Yes. Because the making of the successful product is not (only) mathematics. It’s not even (only) science. At the right moment, something else comes into play. Might be called imagination or just the core of the creative process (intuition or the gut feeling).

BACK INTO PHYSICAL WORLD

Also in the offline world, take retail, for example, we need more Netflix approach. Yes, employ big data, use it smartly but then – draw the line. Stop! Stop analyzing, start creating.

Pure past data might be good enough for those who just want to copy – capitalize on something already done in other markets. But when you want to really engage customers, you have to explore, to venture into unknown.

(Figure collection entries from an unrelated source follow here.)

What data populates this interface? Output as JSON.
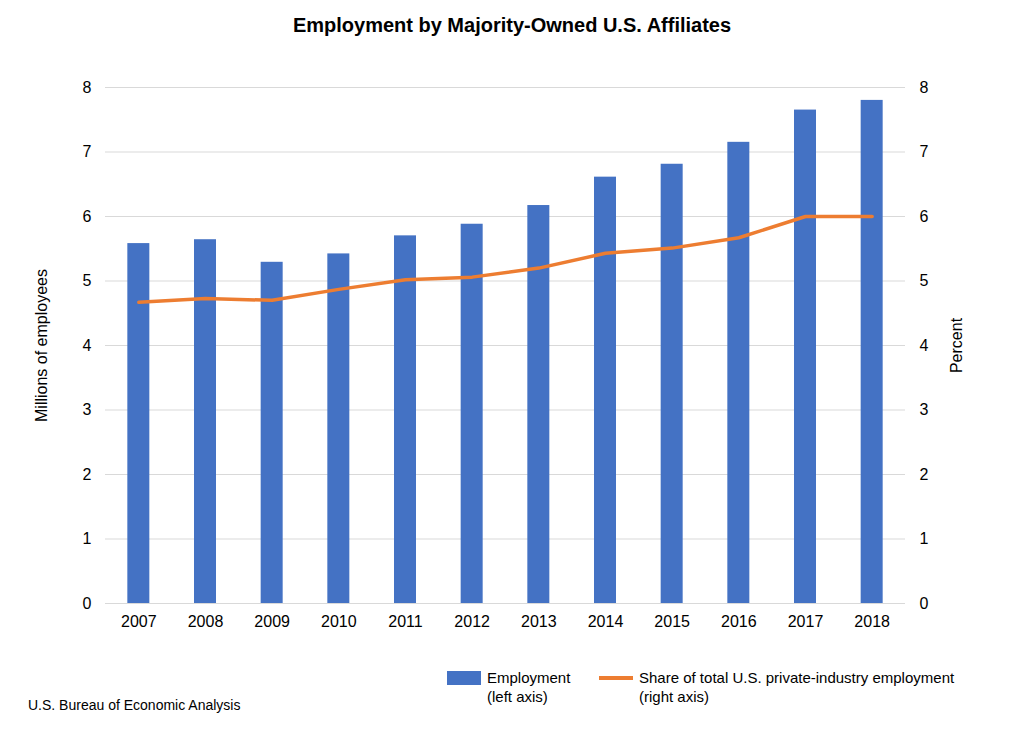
{
  "chart_data": {
    "type": "bar",
    "title": "Employment by Majority-Owned U.S. Affiliates",
    "categories": [
      "2007",
      "2008",
      "2009",
      "2010",
      "2011",
      "2012",
      "2013",
      "2014",
      "2015",
      "2016",
      "2017",
      "2018"
    ],
    "series": [
      {
        "name": "Employment (left axis)",
        "type": "bar",
        "color": "#4472c4",
        "values": [
          5.58,
          5.64,
          5.29,
          5.42,
          5.7,
          5.88,
          6.17,
          6.61,
          6.81,
          7.15,
          7.65,
          7.8
        ]
      },
      {
        "name": "Share of total U.S. private-industry employment (right axis)",
        "type": "line",
        "axis": "y2",
        "color": "#ed7d31",
        "values": [
          4.67,
          4.73,
          4.7,
          4.87,
          5.02,
          5.06,
          5.2,
          5.43,
          5.51,
          5.67,
          6.0,
          6.0
        ]
      }
    ],
    "ylabel": "Millions of employees",
    "y2label": "Percent",
    "ylim": [
      0,
      8
    ],
    "yticks": [
      0,
      1,
      2,
      3,
      4,
      5,
      6,
      7,
      8
    ],
    "y2lim": [
      0,
      8
    ],
    "y2ticks": [
      0,
      1,
      2,
      3,
      4,
      5,
      6,
      7,
      8
    ],
    "grid": true,
    "legend": "bottom",
    "source": "U.S. Bureau of Economic Analysis"
  }
}
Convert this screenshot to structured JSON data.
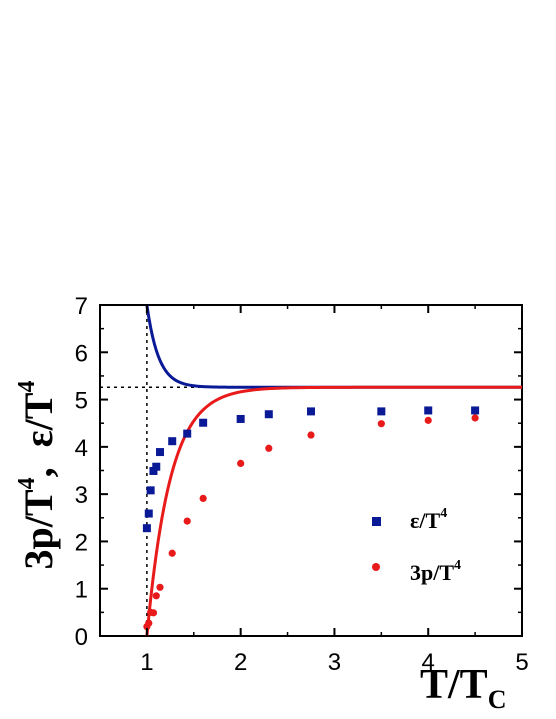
{
  "chart_data": {
    "type": "scatter",
    "xlim": [
      0.5,
      5
    ],
    "ylim": [
      0,
      7
    ],
    "xticks": [
      1,
      2,
      3,
      4,
      5
    ],
    "yticks": [
      0,
      1,
      2,
      3,
      4,
      5,
      6,
      7
    ],
    "xlabel": {
      "main": "T/T",
      "sub": "C"
    },
    "ylabel": {
      "part1": "3p/T",
      "sup1": "4",
      "sep": ",  ",
      "part2": "ε/T",
      "sup2": "4"
    },
    "reference_lines": {
      "x": 1,
      "y": 5.26
    },
    "series": [
      {
        "name": "ε/T4",
        "legend": {
          "text": "ε/T",
          "sup": "4"
        },
        "marker": "square",
        "color": "#0a1a96",
        "x": [
          1.0,
          1.02,
          1.04,
          1.07,
          1.1,
          1.14,
          1.27,
          1.43,
          1.6,
          2.0,
          2.3,
          2.75,
          3.5,
          4.0,
          4.5
        ],
        "y": [
          2.28,
          2.59,
          3.08,
          3.49,
          3.58,
          3.89,
          4.12,
          4.28,
          4.51,
          4.59,
          4.69,
          4.75,
          4.75,
          4.77,
          4.77
        ]
      },
      {
        "name": "3p/T4",
        "legend": {
          "text": "3p/T",
          "sup": "4"
        },
        "marker": "circle",
        "color": "#e81a1a",
        "x": [
          1.0,
          1.02,
          1.04,
          1.07,
          1.1,
          1.14,
          1.27,
          1.43,
          1.6,
          2.0,
          2.3,
          2.75,
          3.5,
          4.0,
          4.5
        ],
        "y": [
          0.2,
          0.27,
          0.5,
          0.49,
          0.85,
          1.03,
          1.75,
          2.43,
          2.91,
          3.65,
          3.97,
          4.25,
          4.49,
          4.56,
          4.61
        ]
      }
    ],
    "curves": [
      {
        "name": "ε/T4 ideal",
        "color": "#0a1a96",
        "x_start": 1.0,
        "x_end": 5.0,
        "asymptote": 5.26,
        "start_value": 7.0,
        "decay": 8.0
      },
      {
        "name": "3p/T4 ideal",
        "color": "#e81a1a",
        "x_start": 1.0,
        "x_end": 5.0,
        "asymptote": 5.26,
        "start_value": 0.0,
        "decay": 4.0
      }
    ]
  }
}
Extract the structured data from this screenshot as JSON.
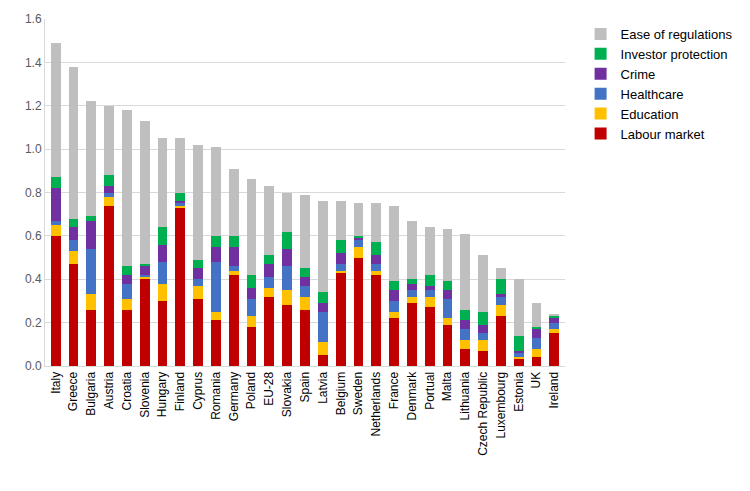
{
  "chart_data": {
    "type": "bar",
    "stacked": true,
    "grid": true,
    "legend": "right",
    "categories": [
      "Italy",
      "Greece",
      "Bulgaria",
      "Austria",
      "Croatia",
      "Slovenia",
      "Hungary",
      "Finland",
      "Cyprus",
      "Romania",
      "Germany",
      "Poland",
      "EU-28",
      "Slovakia",
      "Spain",
      "Latvia",
      "Belgium",
      "Sweden",
      "Netherlands",
      "France",
      "Denmark",
      "Portual",
      "Malta",
      "Lithuania",
      "Czech Republic",
      "Luxembourg",
      "Estonia",
      "UK",
      "Ireland"
    ],
    "ylim": [
      0,
      1.6
    ],
    "yticks": [
      {
        "value": 0,
        "label": "0.0"
      },
      0.2,
      0.4,
      0.6,
      0.8,
      {
        "value": 1,
        "label": "1.0"
      },
      1.2,
      1.4,
      1.6
    ],
    "series": [
      {
        "name": "Labour market",
        "color": "#c00000",
        "values": [
          0.6,
          0.47,
          0.26,
          0.74,
          0.26,
          0.4,
          0.3,
          0.73,
          0.31,
          0.21,
          0.42,
          0.18,
          0.32,
          0.28,
          0.26,
          0.05,
          0.43,
          0.5,
          0.42,
          0.22,
          0.29,
          0.27,
          0.19,
          0.08,
          0.07,
          0.23,
          0.03,
          0.04,
          0.15
        ]
      },
      {
        "name": "Education",
        "color": "#ffc000",
        "values": [
          0.05,
          0.06,
          0.07,
          0.04,
          0.05,
          0.01,
          0.08,
          0.01,
          0.06,
          0.04,
          0.02,
          0.05,
          0.04,
          0.07,
          0.06,
          0.06,
          0.01,
          0.05,
          0.02,
          0.03,
          0.03,
          0.05,
          0.03,
          0.04,
          0.05,
          0.05,
          0.01,
          0.04,
          0.02
        ]
      },
      {
        "name": "Healthcare",
        "color": "#4472c4",
        "values": [
          0.02,
          0.05,
          0.21,
          0.02,
          0.07,
          0.01,
          0.1,
          0.01,
          0.03,
          0.23,
          0.02,
          0.08,
          0.05,
          0.11,
          0.05,
          0.14,
          0.03,
          0.03,
          0.03,
          0.05,
          0.03,
          0.03,
          0.09,
          0.05,
          0.03,
          0.04,
          0.02,
          0.05,
          0.03
        ]
      },
      {
        "name": "Crime",
        "color": "#7030a0",
        "values": [
          0.15,
          0.06,
          0.13,
          0.03,
          0.04,
          0.04,
          0.08,
          0.01,
          0.05,
          0.07,
          0.09,
          0.05,
          0.06,
          0.08,
          0.04,
          0.04,
          0.05,
          0.01,
          0.04,
          0.05,
          0.03,
          0.02,
          0.04,
          0.04,
          0.04,
          0.01,
          0.01,
          0.04,
          0.02
        ]
      },
      {
        "name": "Investor protection",
        "color": "#00b050",
        "values": [
          0.05,
          0.04,
          0.02,
          0.05,
          0.04,
          0.01,
          0.08,
          0.04,
          0.04,
          0.05,
          0.05,
          0.06,
          0.04,
          0.08,
          0.04,
          0.05,
          0.06,
          0.01,
          0.06,
          0.04,
          0.02,
          0.05,
          0.04,
          0.05,
          0.06,
          0.07,
          0.07,
          0.01,
          0.01
        ]
      },
      {
        "name": "Ease of regulations",
        "color": "#bfbfbf",
        "values": [
          0.62,
          0.7,
          0.53,
          0.32,
          0.72,
          0.66,
          0.41,
          0.25,
          0.53,
          0.41,
          0.31,
          0.44,
          0.32,
          0.18,
          0.34,
          0.42,
          0.18,
          0.15,
          0.18,
          0.35,
          0.27,
          0.22,
          0.24,
          0.35,
          0.26,
          0.05,
          0.26,
          0.11,
          0.01
        ]
      }
    ]
  }
}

Creating something new – a product, a service, a store format, a TV show – is like a drive down the roads less known. Checking the rearview mirror (past data) is important to evaluate the situation around you. But the rearview mirror (past data) is pretty much useless for taking the right decisions about the direction at the approaching crossroads. This is the moment the good old signpost steps in – intuition.